Detailed intertwined reports over the news were seen on both Reuters and the WSJ. The reports have shown that Jean Paul Prates is being replaced by Magda Chambriard, who is a former government regulator. This decision was shown to be from Brazil’s Ministry of Mines and Energy. The recent spats over dividends and not lowing oil prices have also been cited. This is where the soap opera meets the “value” case.

This dispute was said to be over dividend payments, but Petrobras does not have a structure like U.S. oil and gas companies. The capital structure case is boring to even consider for most investors, but this situation is awful for investors. Of the common shares, the Federal Government (Brazil) owns 50.26% of the shares. The NYSE-listed ADSs own about 27.4%. The rest of the structure listed as B3 – Non-Brazilian investors, institutional investors, FMP-FGTS/FIA funds, General retail, and finally a tiny number of shares in Treasury.

The total “shareholding structure” is more complicated and you can do your own due diligence if you have that free time on your hands and nothing else to do. Their own website lays it all out and in English for you to see.

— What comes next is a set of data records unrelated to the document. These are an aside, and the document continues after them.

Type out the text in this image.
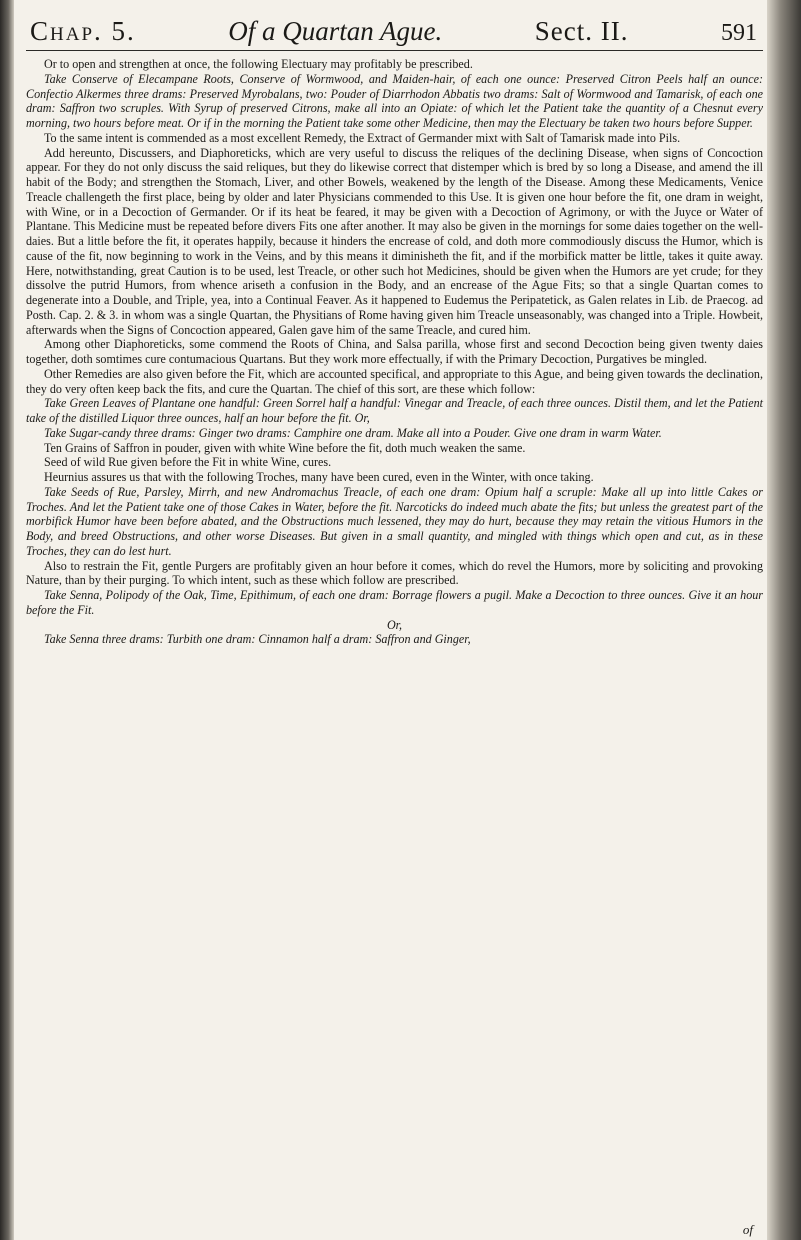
Chap. 5.	Of a Quartan Ague.	Sect. II.	591

Or to open and strengthen at once, the following Electuary may profitably be prescribed.

Take Conserve of Elecampane Roots, Conserve of Wormwood, and Maiden-hair, of each one ounce: Preserved Citron Peels half an ounce: Confectio Alkermes three drams: Preserved Myrobalans, two: Pouder of Diarrhodon Abbatis two drams: Salt of Wormwood and Tamarisk, of each one dram: Saffron two scruples. With Syrup of preserved Citrons, make all into an Opiate: of which let the Patient take the quantity of a Chesnut every morning, two hours before meat. Or if in the morning the Patient take some other Medicine, then may the Electuary be taken two hours before Supper.

To the same intent is commended as a most excellent Remedy, the Extract of Germander mixt with Salt of Tamarisk made into Pils.

Add hereunto, Discussers, and Diaphoreticks, which are very useful to discuss the reliques of the declining Disease, when signs of Concoction appear. For they do not only discuss the said reliques, but they do likewise correct that distemper which is bred by so long a Disease, and amend the ill habit of the Body; and strengthen the Stomach, Liver, and other Bowels, weakened by the length of the Disease. Among these Medicaments, Venice Treacle challengeth the first place, being by older and later Physicians commended to this Use. It is given one hour before the fit, one dram in weight, with Wine, or in a Decoction of Germander. Or if its heat be feared, it may be given with a Decoction of Agrimony, or with the Juyce or Water of Plantane. This Medicine must be repeated before divers Fits one after another. It may also be given in the mornings for some daies together on the well-daies. But a little before the fit, it operates happily, because it hinders the encrease of cold, and doth more commodiously discuss the Humor, which is cause of the fit, now beginning to work in the Veins, and by this means it diminisheth the fit, and if the morbifick matter be little, takes it quite away. Here, notwithstanding, great Caution is to be used, lest Treacle, or other such hot Medicines, should be given when the Humors are yet crude; for they dissolve the putrid Humors, from whence ariseth a confusion in the Body, and an encrease of the Ague Fits; so that a single Quartan comes to degenerate into a Double, and Triple, yea, into a Continual Feaver. As it happened to Eudemus the Peripatetick, as Galen relates in Lib. de Praecog. ad Posth. Cap. 2. & 3. in whom was a single Quartan, the Physitians of Rome having given him Treacle unseasonably, was changed into a Triple. Howbeit, afterwards when the Signs of Concoction appeared, Galen gave him of the same Treacle, and cured him.

Among other Diaphoreticks, some commend the Roots of China, and Salsa parilla, whose first and second Decoction being given twenty daies together, doth somtimes cure contumacious Quartans. But they work more effectually, if with the Primary Decoction, Purgatives be mingled.

Other Remedies are also given before the Fit, which are accounted specifical, and appropriate to this Ague, and being given towards the declination, they do very often keep back the fits, and cure the Quartan. The chief of this sort, are these which follow:

Take Green Leaves of Plantane one handful: Green Sorrel half a handful: Vinegar and Treacle, of each three ounces. Distil them, and let the Patient take of the distilled Liquor three ounces, half an hour before the fit. Or,

Take Sugar-candy three drams: Ginger two drams: Camphire one dram. Make all into a Pouder. Give one dram in warm Water.

Ten Grains of Saffron in pouder, given with white Wine before the fit, doth much weaken the same.

Seed of wild Rue given before the Fit in white Wine, cures.

Heurnius assures us that with the following Troches, many have been cured, even in the Winter, with once taking.

Take Seeds of Rue, Parsley, Mirrh, and new Andromachus Treacle, of each one dram: Opium half a scruple: Make all up into little Cakes or Troches. And let the Patient take one of those Cakes in Water, before the fit. Narcoticks do indeed much abate the fits; but unless the greatest part of the morbifick Humor have been before abated, and the Obstructions much lessened, they may do hurt, because they may retain the vitious Humors in the Body, and breed Obstructions, and other worse Diseases. But given in a small quantity, and mingled with things which open and cut, as in these Troches, they can do lest hurt.

Also to restrain the Fit, gentle Purgers are profitably given an hour before it comes, which do revel the Humors, more by soliciting and provoking Nature, than by their purging. To which intent, such as these which follow are prescribed.

Take Senna, Polipody of the Oak, Time, Epithimum, of each one dram: Borrage flowers a pugil. Make a Decoction to three ounces. Give it an hour before the Fit.

Or,

Take Senna three drams: Turbith one dram: Cinnamon half a dram: Saffron and Ginger,

of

And let’s not forget the preferred shares are there for two classes of NYSE-listed shares. The Petróleo Brasileiro S.A. – Petrobras (NYSE: PBR-A) screens out as a 13% dividend yield, while the regular shares screen out as a 12.4% yield. The regular shares were last seen down 7.2% at $15.48 and some 52 million shares had traded hands already with more than two hours to the NYSE close. The “PBR-A” shares were down 6.2% at $14.89 with 16 million shares having traded hand at the same time.

Who wants to bet what the dividend policies will be in the future under a state-controlled entity being run by a former regulator? If you parse through the structure above the reality is that the Brazil government is in line for its share of profits, and the workers have their share, all before the ADS holders get their dividends. And Petrobras had also been loaded up with debt in the previous decade as well. It makes for an exercise where trying to calculate the “what’s left here?” is likely a lot less if a former regulator has any role in determining whether or not to lower oil prices and then decide who gets what in dividends.

One issue that habitually hurts value investors is when they try to apply traditional valuation and operating metrics to non-traditional entities or entities that are in turmoil. Do value investors dare to consider the 9.2 billion barrels of proved reserves (spelled out in English)? And what about the natural gas and NGL in the mix? It’s too hard to know who is going to own what, or what the cash flow waterfall will dictate, anyway. A Finviz screen on the regular Petrobras ADSs shows the valuations at less than 5-times earnings and only 1.23-times book value. The debt/equity ratio is also shown to be 0.76. But with a capital structure that is so much more complicated than U.S. companies it’s hard to trust any of it.

Petrobras is the largest oil and gas company based in Latin America. It has vast deepwater oil reserves. And it has a tug of war over whether the government gets the lion’s share of the money or the investors get the lion’s share. Whether or not it remains the most indebted oil company in the world may not matter. Ditto for its many past scandals.

What’s more surprising than anything is that U.S. brokerage firm analysts have had “Buy” ratings on Petrobras. This same day brought an analyst downgrade by Jefferies, cutting Petrobras to Hold from Buy. Back in March, UBS maintained a Buy rating and a few days prior HSBC raised its rating to Buy from Hold. On March 12, Goldman Sachs maintained a Buy rating and lowered its price target. And on March 8, BofA Securities downgraded Petrobras to Neutral from Buy.

Again, any investor who wants to own large oil and gas companies with vast reserves has many options other than Petrobras. Those same investors also have options with more stable governments and many other capital structures that are easier to understand. Perhaps the largest mystery of all here, despite all of these issues, is that Petrobras ADSs had recovered about 300% from the 2020 lows from the Covid-induced bear market.